The term “vector like” simply means that it takes the form of a two-vector.
\[ \mathbf{\xi} = \begin{bmatrix} \xi_1 \\ \xi_2 \end{bmatrix} \]
A two-component vector can be transformed using one or more 2 x 2 matrices. Transformations are often used to change the vector into another vector using scaling, rotation, and translation. Another, and in this case more useful, transformation is from one coordinate system into another \(\mathbf{\xi \rightarrow \xi'}\).
We have derived a number of algebras that commutate in the same way and that there are mappings between them.
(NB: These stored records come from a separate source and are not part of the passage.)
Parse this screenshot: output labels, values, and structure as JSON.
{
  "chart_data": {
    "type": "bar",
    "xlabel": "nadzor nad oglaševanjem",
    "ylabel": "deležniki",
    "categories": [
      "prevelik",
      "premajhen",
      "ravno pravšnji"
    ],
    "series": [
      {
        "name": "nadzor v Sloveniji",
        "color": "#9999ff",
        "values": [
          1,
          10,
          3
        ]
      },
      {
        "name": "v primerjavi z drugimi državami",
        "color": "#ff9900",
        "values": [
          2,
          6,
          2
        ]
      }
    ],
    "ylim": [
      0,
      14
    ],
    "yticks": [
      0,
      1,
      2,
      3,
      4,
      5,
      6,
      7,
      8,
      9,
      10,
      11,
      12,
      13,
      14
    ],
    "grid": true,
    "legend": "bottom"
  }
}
One such algebra combines rotations and boosts in the form \(e^{J_i \pm iK_i}\). This algebra can now be mapped to Pauli matrices. We have \(J_k \rightarrow j_k \rightarrow \frac{1}{2}i\sigma_k\theta\) and \(iK_k \rightarrow ik_k \rightarrow -\frac{1}{2}\sigma_k\phi\).
We now have two unitary 2x2 transformations for spinor rotations and boosts.
The right handed spinor \(U = \varphi_R\).
\[\varphi_R = e^{\frac{1}{2}i\sigma_k\theta-\frac{1}{2}\sigma_k\phi}\]
The left handed spinor \(U = \varphi_L\).
\[\varphi_L = e^{\frac{1}{2}i\sigma_k\theta+\frac{1}{2}\sigma_k\phi}\]
These are also known as Weyl spinors.